We remember

The primary national holiday of the United States of America is the Fourth of July, Independence Day. This holiday remembers, not a military battle or victory, but a document and the ideas it contains. The Declaration of Independence solemnly states that “all men are created equal” and are “endowed by their Creator with certain inalienable rights,” namely, “life, liberty, and the pursuit of happiness.”

But a nation based upon ideas must still exist on the world stage, where wars and violent attacks are a way of life. Our national anthem, the Star Spangled Banner, remembers a British attack upon Fort McHenry in Baltimore, Maryland. This anthem is the first stanza of a four-stanza poem written by Francis Scott Key, who observed the shelling on September 13 and 14 of 1814 and saw that the national flag (at that time consisting of fifteen stripes and fifteen stars) was still flying at the end of the attack. Since that time, Americans have challenged one another to remember the Alamo, remember Gettysburg, remember the Maine, remember the Lusitania, remember Pearl Harbor, and remember 9-11. We also remember non-military tragedies, including the Hindenburg, the Titanic, and the assassination of President John F. Kennedy.

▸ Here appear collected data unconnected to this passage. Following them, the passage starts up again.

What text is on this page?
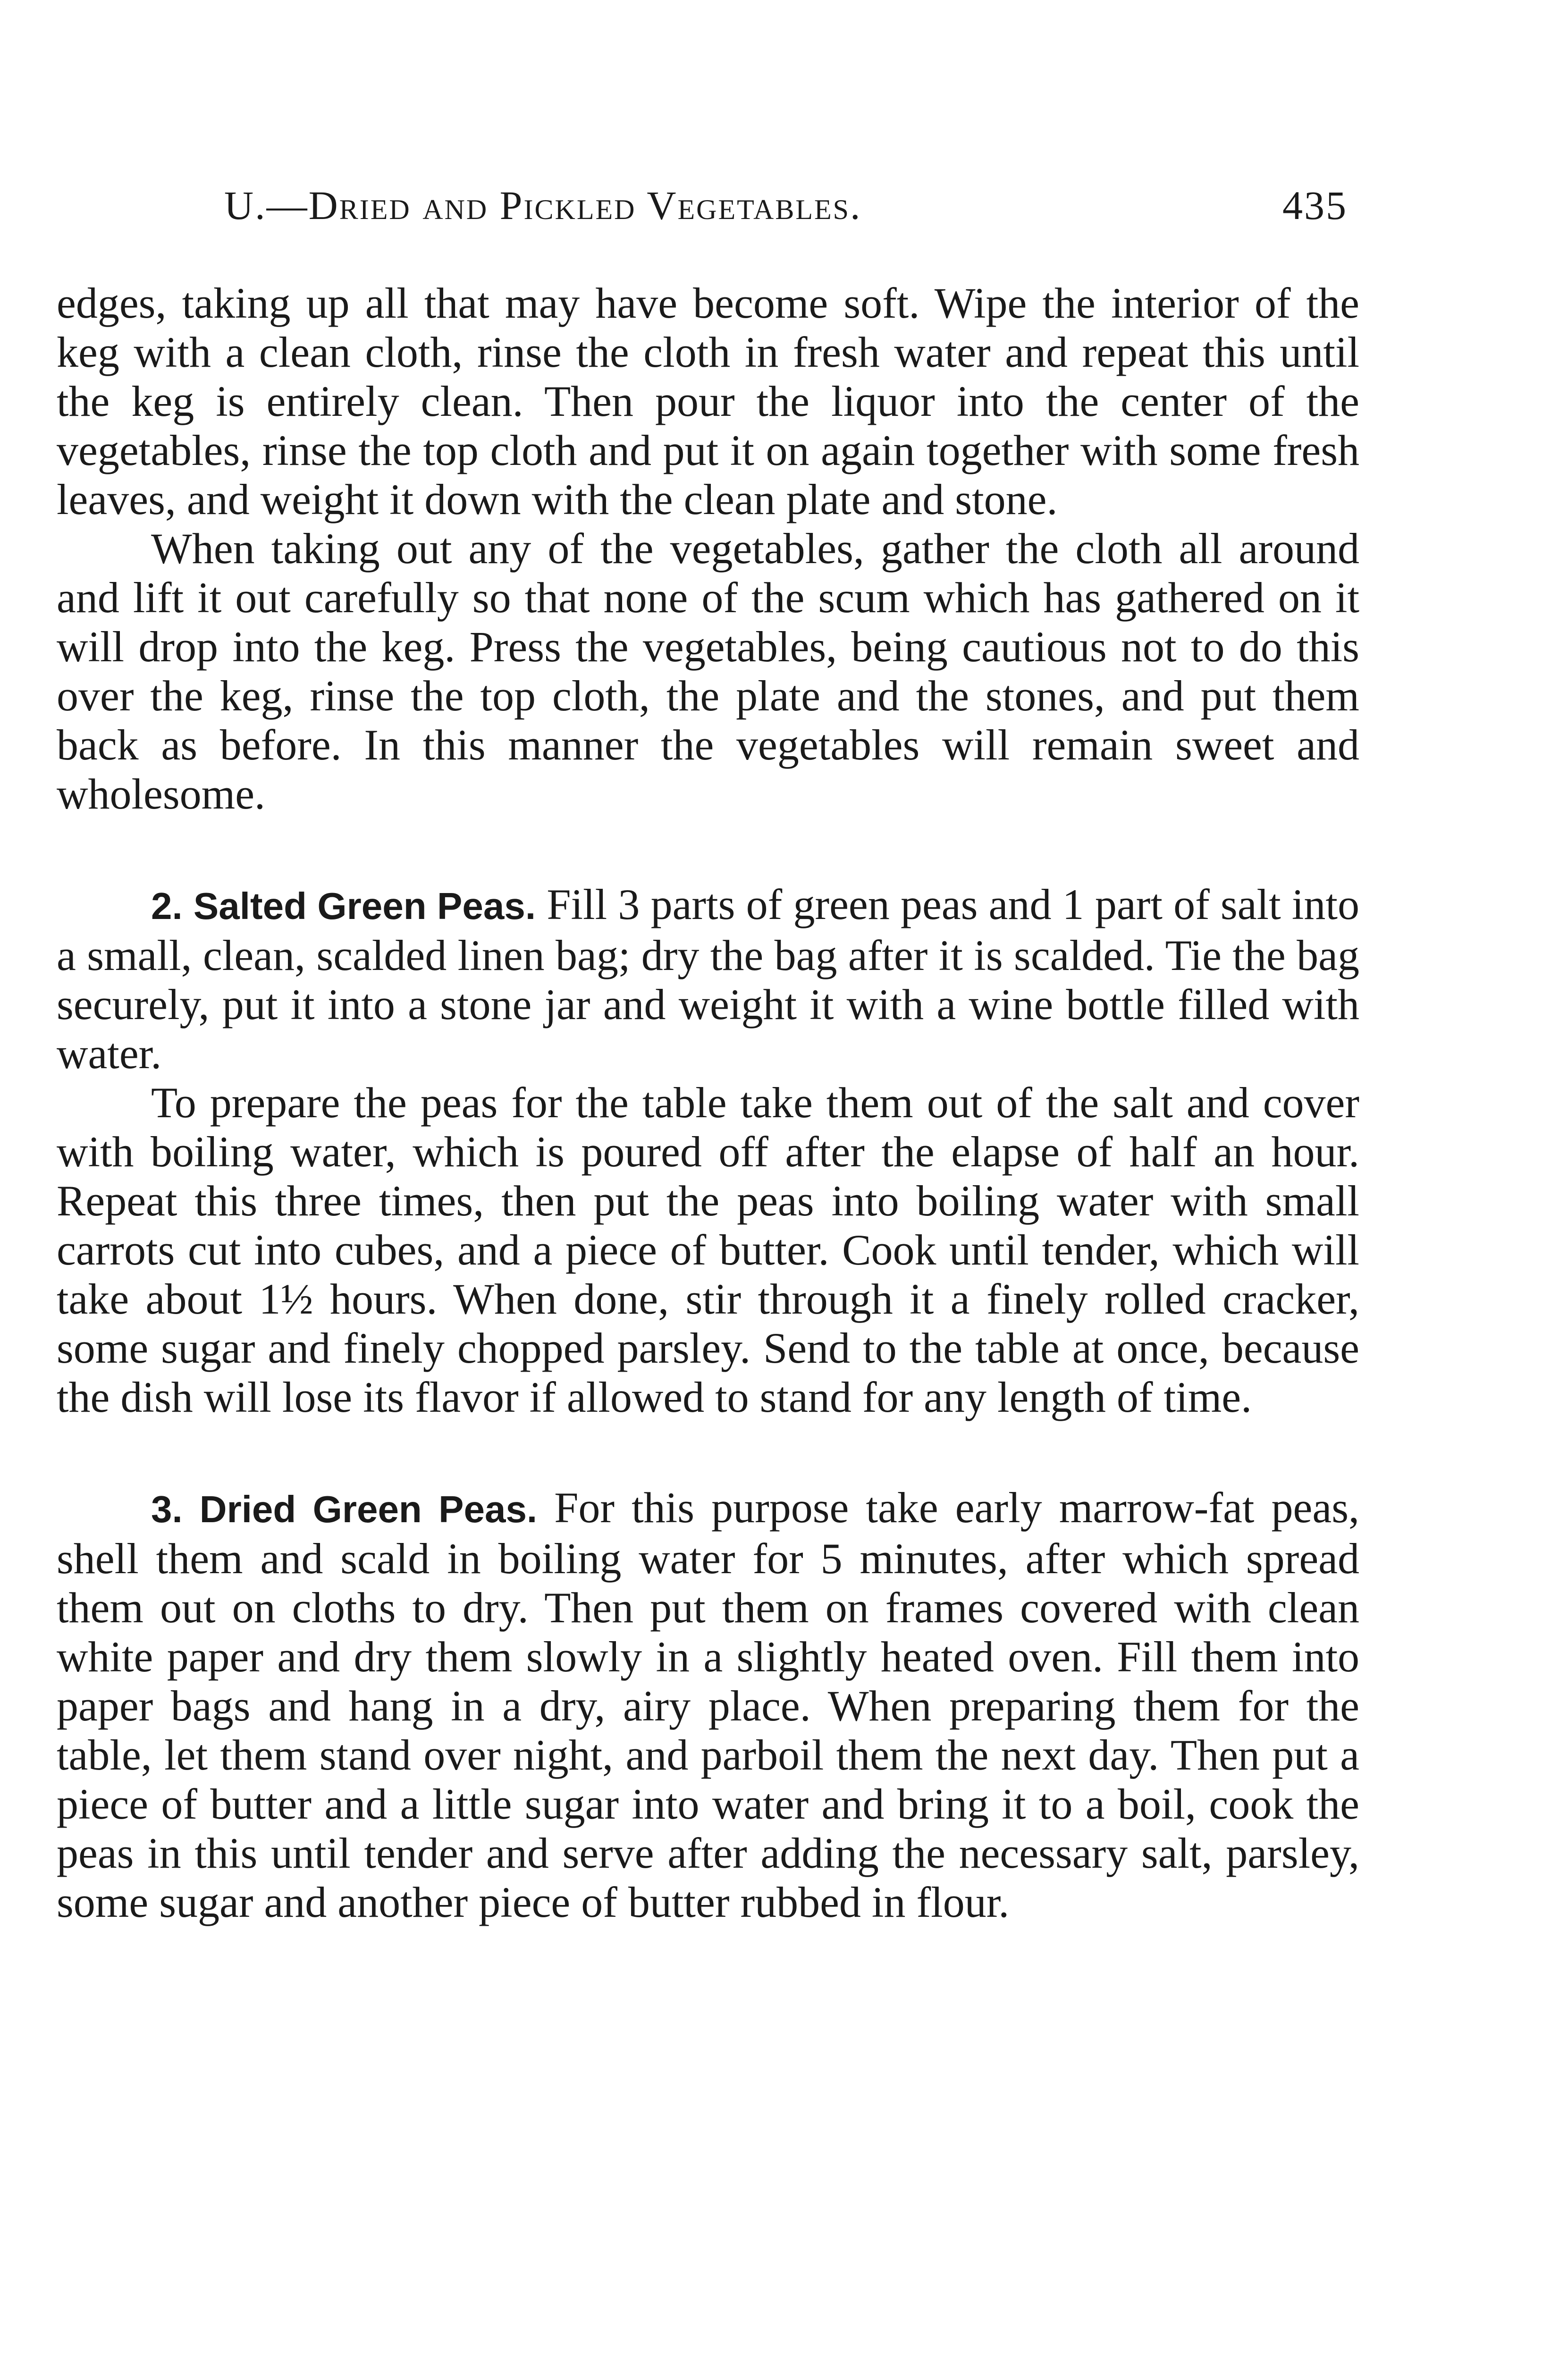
U.—Dried and Pickled Vegetables.	435

edges, taking up all that may have become soft. Wipe the interior of the keg with a clean cloth, rinse the cloth in fresh water and repeat this until the keg is entirely clean. Then pour the liquor into the center of the vegetables, rinse the top cloth and put it on again together with some fresh leaves, and weight it down with the clean plate and stone.

When taking out any of the vegetables, gather the cloth all around and lift it out carefully so that none of the scum which has gathered on it will drop into the keg. Press the vegetables, being cautious not to do this over the keg, rinse the top cloth, the plate and the stones, and put them back as before. In this manner the vegetables will remain sweet and wholesome.

2. Salted Green Peas. Fill 3 parts of green peas and 1 part of salt into a small, clean, scalded linen bag; dry the bag after it is scalded. Tie the bag securely, put it into a stone jar and weight it with a wine bottle filled with water.

To prepare the peas for the table take them out of the salt and cover with boiling water, which is poured off after the elapse of half an hour. Repeat this three times, then put the peas into boiling water with small carrots cut into cubes, and a piece of butter. Cook until tender, which will take about 1½ hours. When done, stir through it a finely rolled cracker, some sugar and finely chopped parsley. Send to the table at once, because the dish will lose its flavor if allowed to stand for any length of time.

3. Dried Green Peas. For this purpose take early marrow-fat peas, shell them and scald in boiling water for 5 minutes, after which spread them out on cloths to dry. Then put them on frames covered with clean white paper and dry them slowly in a slightly heated oven. Fill them into paper bags and hang in a dry, airy place. When preparing them for the table, let them stand over night, and parboil them the next day. Then put a piece of butter and a little sugar into water and bring it to a boil, cook the peas in this until tender and serve after adding the necessary salt, parsley, some sugar and another piece of butter rubbed in flour.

These events loom in our mind as landmarks of history. We commemorate the lives lost, and we consider how our nation has responded to the attacks of our enemies. The sinking of the Lusitania and the bombing of Pearl Harbor were strategic military actions, but they drew us into World Wars. The terrorist attack of 9-11, on the other hand, was a deliberate act to oppose the ideas upon which the United States is based. Those who attacked were opposed to freedom, particularly freedom of religion and freedom of expression. They were opposed to the principles of human rights and the equality of all people. They chose the World Trade Center as a target because they fear economic opportunity which brings with it exposure to the American ideas of freedom, democracy, and liberty.

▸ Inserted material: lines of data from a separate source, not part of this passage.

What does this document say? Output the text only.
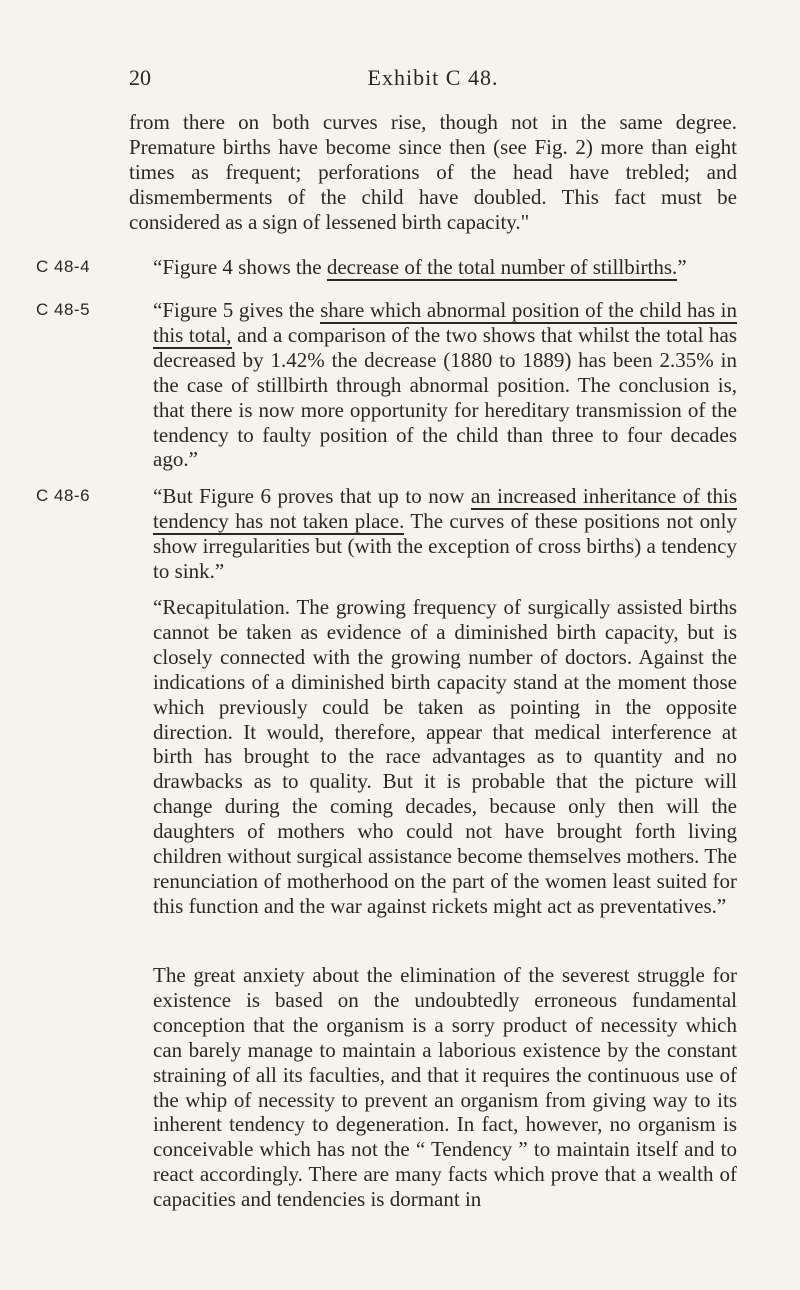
20	Exhibit C 48.
C 48-4
C 48-5
C 48-6
from there on both curves rise, though not in the same degree. Premature births have become since then (see Fig. 2) more than eight times as frequent; perforations of the head have trebled; and dismemberments of the child have doubled. This fact must be considered as a sign of lessened birth capacity."
“Figure 4 shows the decrease of the total number of stillbirths.”
“Figure 5 gives the share which abnormal position of the child has in this total, and a comparison of the two shows that whilst the total has decreased by 1.42% the decrease (1880 to 1889) has been 2.35% in the case of stillbirth through abnormal position. The conclusion is, that there is now more opportunity for hereditary transmission of the tendency to faulty position of the child than three to four decades ago.”
“But Figure 6 proves that up to now an increased inheritance of this tendency has not taken place. The curves of these positions not only show irregularities but (with the exception of cross births) a tendency to sink.”
“Recapitulation. The growing frequency of surgically assisted births cannot be taken as evidence of a diminished birth capacity, but is closely connected with the growing number of doctors. Against the indications of a diminished birth capacity stand at the moment those which previously could be taken as pointing in the opposite direction. It would, therefore, appear that medical interference at birth has brought to the race advantages as to quantity and no drawbacks as to quality. But it is probable that the picture will change during the coming decades, because only then will the daughters of mothers who could not have brought forth living children without surgical assistance become themselves mothers. The renunciation of motherhood on the part of the women least suited for this function and the war against rickets might act as preventatives.”
The great anxiety about the elimination of the severest struggle for existence is based on the undoubtedly erroneous fundamental conception that the organism is a sorry product of necessity which can barely manage to maintain a laborious existence by the constant straining of all its faculties, and that it requires the continuous use of the whip of necessity to prevent an organism from giving way to its inherent tendency to degeneration. In fact, however, no organism is conceivable which has not the “ Tendency ” to maintain itself and to react accordingly. There are many facts which prove that a wealth of capacities and tendencies is dormant in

The War on Terror is different from the World Wars. In the World Wars we could identify our enemies, target their forces, and move toward victory in just a few years. Fighting the Taliban, Al-Qaeda, and ISIS required different strategies and different goals. What is now America’s longest war remains a defense of liberty and freedom. We seek to preserve these ideas for ourselves, and we also offer them to all the people of the world.

We prevailed in the Cold War because our ideas were better than the ideas of the Soviet Union and its allies. We will prevail in the War on Terror because our ideas are better than those of Al-Qaeda and ISIS. Military strength alone does not win wars; it provides, at best, temporary victories. The final victory belongs to those who are defending what is good and opposing what is evil.

We will not forget the three thousand victims of 9-11. We will not forget the police officers and fire fighters who fell while rushing into danger to save others. We will not forget the passengers of Flight 93 who refused to allow the airplane which held them to be used as a weapon against their country. They inspire us to continue to treasure the ideas for which our country stands. They inspire us to continue to support all those who battle to protect our nation and its principles. They inspire us to continue to pray for God’s blessings on our land and on all who live here. J.